The report should include a physical description of the item with a listing of its contents. Include where you think it was stolen and any potential suspects. Finally, get the name and business card of the officer who filed the report for any follow-up communications.
2. Contact Your Bank and Other Card Issuers. You will want to contact your bank and issuers of all your credit, debit or ATM cards as soon as possible after the theft. Here’s why that’s important.
Per the FCBA, a person’s liability for the unauthorized use of a credit card cannot exceed $50. If you act quickly enough and report the loss before the card is used, then the FCBA says you are not liable for any charges.
Per the Federal Trade Commission (FTC) your liability for a debit or ATM card varies depending upon when you report the loss. If you report the card stolen before it’s used, your maximum loss is zero dollars. If the incident is reported within two business days, your maximum loss is $50. If you delay however and wait more than 60 calendar days after your statement is sent to you, the maximum loss could be all monies taken by the thief while using your debit or ATM card.

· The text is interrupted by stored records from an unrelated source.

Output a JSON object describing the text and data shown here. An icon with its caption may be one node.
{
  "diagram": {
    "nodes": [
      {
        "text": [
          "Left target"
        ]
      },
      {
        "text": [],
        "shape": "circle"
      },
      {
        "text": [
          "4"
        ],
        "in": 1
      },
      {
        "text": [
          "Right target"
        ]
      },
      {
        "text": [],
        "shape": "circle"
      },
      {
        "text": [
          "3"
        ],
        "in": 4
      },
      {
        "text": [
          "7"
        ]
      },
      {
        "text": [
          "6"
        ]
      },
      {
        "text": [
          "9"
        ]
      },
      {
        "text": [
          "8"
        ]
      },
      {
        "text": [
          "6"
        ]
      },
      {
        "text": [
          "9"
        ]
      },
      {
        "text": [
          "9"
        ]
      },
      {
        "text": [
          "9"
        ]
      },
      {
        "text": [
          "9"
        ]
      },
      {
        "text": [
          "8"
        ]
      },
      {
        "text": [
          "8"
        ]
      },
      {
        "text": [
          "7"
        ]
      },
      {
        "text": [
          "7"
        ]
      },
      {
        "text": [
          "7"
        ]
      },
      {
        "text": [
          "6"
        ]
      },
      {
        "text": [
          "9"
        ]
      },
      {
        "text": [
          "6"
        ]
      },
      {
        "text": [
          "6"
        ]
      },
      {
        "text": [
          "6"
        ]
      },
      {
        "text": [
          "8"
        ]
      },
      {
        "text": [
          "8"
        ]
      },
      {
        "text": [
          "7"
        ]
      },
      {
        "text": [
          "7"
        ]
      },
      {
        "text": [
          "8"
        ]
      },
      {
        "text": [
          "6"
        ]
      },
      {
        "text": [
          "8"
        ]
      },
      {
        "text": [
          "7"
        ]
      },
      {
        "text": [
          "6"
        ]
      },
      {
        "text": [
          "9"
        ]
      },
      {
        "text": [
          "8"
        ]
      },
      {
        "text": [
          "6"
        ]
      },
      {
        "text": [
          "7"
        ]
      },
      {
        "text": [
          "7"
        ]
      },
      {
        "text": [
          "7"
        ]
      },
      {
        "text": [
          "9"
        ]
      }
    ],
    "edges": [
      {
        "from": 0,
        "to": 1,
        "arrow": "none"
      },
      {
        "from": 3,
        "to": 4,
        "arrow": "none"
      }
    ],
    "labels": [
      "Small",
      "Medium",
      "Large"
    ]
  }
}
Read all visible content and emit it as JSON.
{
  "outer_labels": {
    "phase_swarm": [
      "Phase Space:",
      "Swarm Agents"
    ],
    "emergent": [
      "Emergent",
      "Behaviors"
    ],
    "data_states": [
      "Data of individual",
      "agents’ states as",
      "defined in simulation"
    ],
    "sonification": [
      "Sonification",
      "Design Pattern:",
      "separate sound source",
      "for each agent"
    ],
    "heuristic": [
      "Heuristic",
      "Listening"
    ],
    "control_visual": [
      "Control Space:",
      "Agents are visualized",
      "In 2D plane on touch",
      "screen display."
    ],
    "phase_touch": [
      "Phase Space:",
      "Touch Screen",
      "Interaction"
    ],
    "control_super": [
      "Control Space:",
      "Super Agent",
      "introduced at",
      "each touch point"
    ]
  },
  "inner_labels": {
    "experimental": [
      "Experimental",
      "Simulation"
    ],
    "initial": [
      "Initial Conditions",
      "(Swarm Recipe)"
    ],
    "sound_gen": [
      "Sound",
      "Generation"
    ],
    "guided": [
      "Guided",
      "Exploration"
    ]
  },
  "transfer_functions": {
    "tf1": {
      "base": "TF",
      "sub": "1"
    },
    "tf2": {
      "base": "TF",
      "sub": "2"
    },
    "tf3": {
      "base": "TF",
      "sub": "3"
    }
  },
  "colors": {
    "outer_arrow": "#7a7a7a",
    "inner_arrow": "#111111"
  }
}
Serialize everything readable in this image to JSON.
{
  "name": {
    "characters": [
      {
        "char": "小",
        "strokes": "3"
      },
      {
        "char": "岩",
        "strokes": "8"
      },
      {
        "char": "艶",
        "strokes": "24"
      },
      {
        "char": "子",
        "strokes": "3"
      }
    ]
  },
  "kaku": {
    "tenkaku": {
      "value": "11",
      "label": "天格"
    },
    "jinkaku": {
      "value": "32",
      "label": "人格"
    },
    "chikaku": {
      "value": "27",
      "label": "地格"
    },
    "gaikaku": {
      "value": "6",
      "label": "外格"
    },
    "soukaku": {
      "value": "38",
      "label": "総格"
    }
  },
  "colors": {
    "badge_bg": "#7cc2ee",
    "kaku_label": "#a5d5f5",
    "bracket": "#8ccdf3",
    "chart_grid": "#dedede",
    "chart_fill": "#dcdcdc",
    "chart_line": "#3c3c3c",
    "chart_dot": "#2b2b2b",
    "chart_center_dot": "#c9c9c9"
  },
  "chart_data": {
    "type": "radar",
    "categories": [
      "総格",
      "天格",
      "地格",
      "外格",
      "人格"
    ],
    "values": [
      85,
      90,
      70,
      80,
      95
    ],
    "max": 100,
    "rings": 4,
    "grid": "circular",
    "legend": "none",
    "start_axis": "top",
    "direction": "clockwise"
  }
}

3. Initiate a Fraud Alert or Credit Freeze. This critical step brings in professional organizations that routinely monitor your credit.
When you issue a fraud alert, as a potential victim of identity theft you are authorized to receive a free credit report as part of your federal rights. Furthermore, any creditor will have to verify your identity before someone applies for new credit. This makes it extremely difficult for a thief to open a new line of credit and run up a huge bill in your name.
The three major credit reporting agencies you must contact to initiate a fraud alert are:
Equifax (800) 525-6285
Experian (888) 397-3742
Trans Union (800) 680-7289
4. Additional Tasks to Consider. Depending on the contents of your stolen wallet or purse you may have to follow through on some additional tasks including:
- Contacting your state agency if your driver’s license or registration was lost. Most likely you’ll need a replacement license with a new number.
- Opening new accounts at your bank if you’ve lost checking or savings account numbers.
- Notifying your health insurance company to request a new policy number.
- Finding out what to do if your social security card was stolen.
- Notifying your auto insurance company so the thief doesn’t use your information in case they have an accident.
Protecting Yourself in Advance
There are some steps you can take in advance to reduce your exposure to loss should your personal items be stolen.
For starters, review the items in your wallet or purse from time to time. A quick look through mine revealed two items I had forgotten were in there. Remembering the contents will be crucial when issuing the police report.
Also, clean them out from time to time. More than likely you have items (probably a credit card or two) that are not being used. It would be best to remove the unused items and have the credit card(s) cancelled.
In addition, stay cash poor. With today’s access to financial resources through debit and credit cards there’s little reason to routinely be carrying a thousand dollars in cash.
Finally, the Identity Theft Resource Center recommends you never carry these items:
- Your social security card
- Your birth certificate
- Bank account and routing numbers
- Password cheat sheets
All of these items facilitate the quick use of your identity by a criminal. It’s tough enough to keep them at bay. We don’t need to make their job easier.
Questions: Has your wallet ever been stolen? Did you ever get it back? Did it lead to a case of identity theft? What other measures would you consider taking if this happened to you?